A key feature of Whale Alert is a display linking near real-time acoustic buoys that listen for right whale calls to an iPad or iPhone on a ship's bridge showing the whale's presence to captains transiting the shipping lanes in and around Stellwagen Bank National Marine Sanctuary. "The idea that right whales are directly contributing to conservation through their own calls is pretty exciting," said Christopher Clark, whose team at the Bioacoustics Research Program at the Cornell Lab of Ornithology helped develop the acoustic detection and warning system.
North Atlantic right whales, which live along North America's east coast from Nova Scotia to Florida, are one of the world's rarest large animals and a species on the brink of extinction. Recent estimates put the population of North Atlantic right whales at approximately 300 to 450 animals. Collision with ships is a leading cause of right whale death.
"In addition to increasing the chances of right whale survival, Whale Alert also decreases the risk of mariners being fined for violating regulations," said Deborah Hadden, deputy port director for the Massachusetts Port Authority. "The shipping industry does not want to strike whales. Whale Alert is the combination of science and technology that we have been looking for to help resolve this issue."
The link to the listening network is only part of what Whale Alert does.
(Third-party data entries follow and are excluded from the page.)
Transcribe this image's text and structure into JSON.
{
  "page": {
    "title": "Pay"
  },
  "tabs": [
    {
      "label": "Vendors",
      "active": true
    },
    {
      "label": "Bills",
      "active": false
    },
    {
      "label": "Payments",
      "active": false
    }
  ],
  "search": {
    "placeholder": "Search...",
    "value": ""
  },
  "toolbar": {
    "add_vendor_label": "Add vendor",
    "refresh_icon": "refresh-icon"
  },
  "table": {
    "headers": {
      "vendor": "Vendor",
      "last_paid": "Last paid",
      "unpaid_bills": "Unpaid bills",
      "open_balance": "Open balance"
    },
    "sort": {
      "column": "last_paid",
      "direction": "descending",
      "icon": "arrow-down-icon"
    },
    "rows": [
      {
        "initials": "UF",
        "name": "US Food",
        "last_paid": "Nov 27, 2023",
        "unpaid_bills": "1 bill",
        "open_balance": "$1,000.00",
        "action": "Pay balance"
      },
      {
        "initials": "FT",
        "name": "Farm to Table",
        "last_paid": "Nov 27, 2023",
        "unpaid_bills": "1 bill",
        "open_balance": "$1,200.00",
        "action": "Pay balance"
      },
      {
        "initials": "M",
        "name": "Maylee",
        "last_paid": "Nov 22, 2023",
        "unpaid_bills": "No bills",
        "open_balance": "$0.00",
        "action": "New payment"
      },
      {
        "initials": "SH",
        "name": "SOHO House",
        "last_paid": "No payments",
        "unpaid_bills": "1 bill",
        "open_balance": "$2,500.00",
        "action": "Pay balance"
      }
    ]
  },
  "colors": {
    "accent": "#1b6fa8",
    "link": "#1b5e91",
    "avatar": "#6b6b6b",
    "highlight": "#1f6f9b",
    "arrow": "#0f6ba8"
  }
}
The app uses GPS, Automatic Identification System, Internet and digital nautical chart technologies to alert mariners to NOAA's right whale conservation measures that are active in their immediate vicinity. NOAA, through its NOAA Fisheries Service, is the U.S. agency with responsibility for protecting and recovering this endangered species.
"Why do right whales need their own app? There needs to be dramatic progress in conservation if the species is to survive. Whale Alert is a giant step in the right direction," said Patrick Ramage, global whale director for the International Fund for Animal Welfare and one of the collaborators on Whale Alert. "Given the fragility of the right whale population, the loss of even one whale reduces its chances of long-term survival."
"The app also moves whale conservation into the 21st century," said Brad Winney of EarthNC, an application development business. "Whale Alert highlights the powerful role today's web and mobile based technologies can have in the preservation efforts of endangered species worldwide."
Whale Alert has been developed by a collaboration of government agencies, academic institutions, non-profit conservation groups and private sector industries, led by scientists at NOAA's Stellwagen Bank National Marine Sanctuary. Collaborating organizations include the sanctuary, Bioacoustics Research Program at Cornell University, Center for Coastal and Ocean Mapping at the University of New Hampshire, EarthNC, Excelerate Energy, EOM Offshore, Gaia GPS, International Fund for Animal Welfare, Massachusetts Port Authority, NOAA Fisheries Service, National Park Service, Cape Cod National Seashore, United States Coast Guard and the Woods Hole Oceanographic Institution.